Published February 11 by Mr Teachbad
About five years ago I read Tinkering Toward Utopia: A Century of Public School Reform by David Tyack and Larry Cuban (Harvard, 1995). It’s a great historical overview, written before the Dark Times, and I recommend it.
The thing that still sticks out most for me from that book is their argument that education reform, small– or large-scale, cannot be successful without a great degree of support and compliance from teachers. Ultimately, we are the ones who run this place. We don’t get to decide where we’re going, but we’re flying the plane. You need us.

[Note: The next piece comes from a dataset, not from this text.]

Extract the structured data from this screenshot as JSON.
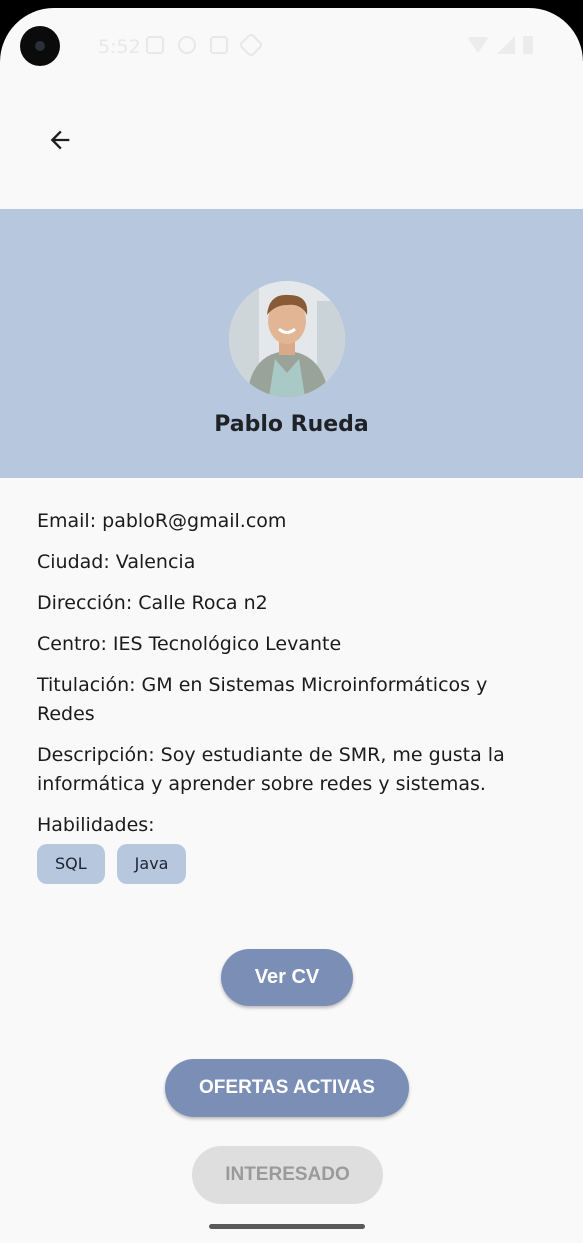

We wanted to go to Las Vegas, but you’re making us go to your aunt’s wedding in Syracuse. Well, guess what, asshole…we’re not going to either. We’ll tell you we’re going to Syracuse. Oh, yeah…and you’ll believe us. But really we’re just going to fly this thing out of gas over the Andes and one of us is going to end up eating the other one.
Tyack and Cuban were right. If reforms are to work and teachers are to do what the people who decide these things want them to do, teachers have to be on board. If they aren’t happy, they won’t go along and it simply can’t happen without their buy-in. But there is an important unstated assumption in this argument. The assumption seems to be that teachers, for better or worse, will stick around long enough to be able to thwart any changes they don’t like.
What Tyack and Cuban didn’t count on is that teachers might leave or be removed from the profession en masse rather than go along. They hadn’t considered the possibility that any reform effort could possibly be so broad, unpleasant, well-funded or persistent as the one we are seeing now.
The result is that the reforms are changing the demography and character of teaching. The organism of the teaching profession is adapting in a natural selection-y sort of way; changing itself to survive in the changing circumstances of its environment. Teacher satisfaction is sinking like a stone. Teacher turnover is greater and the profession is becoming younger.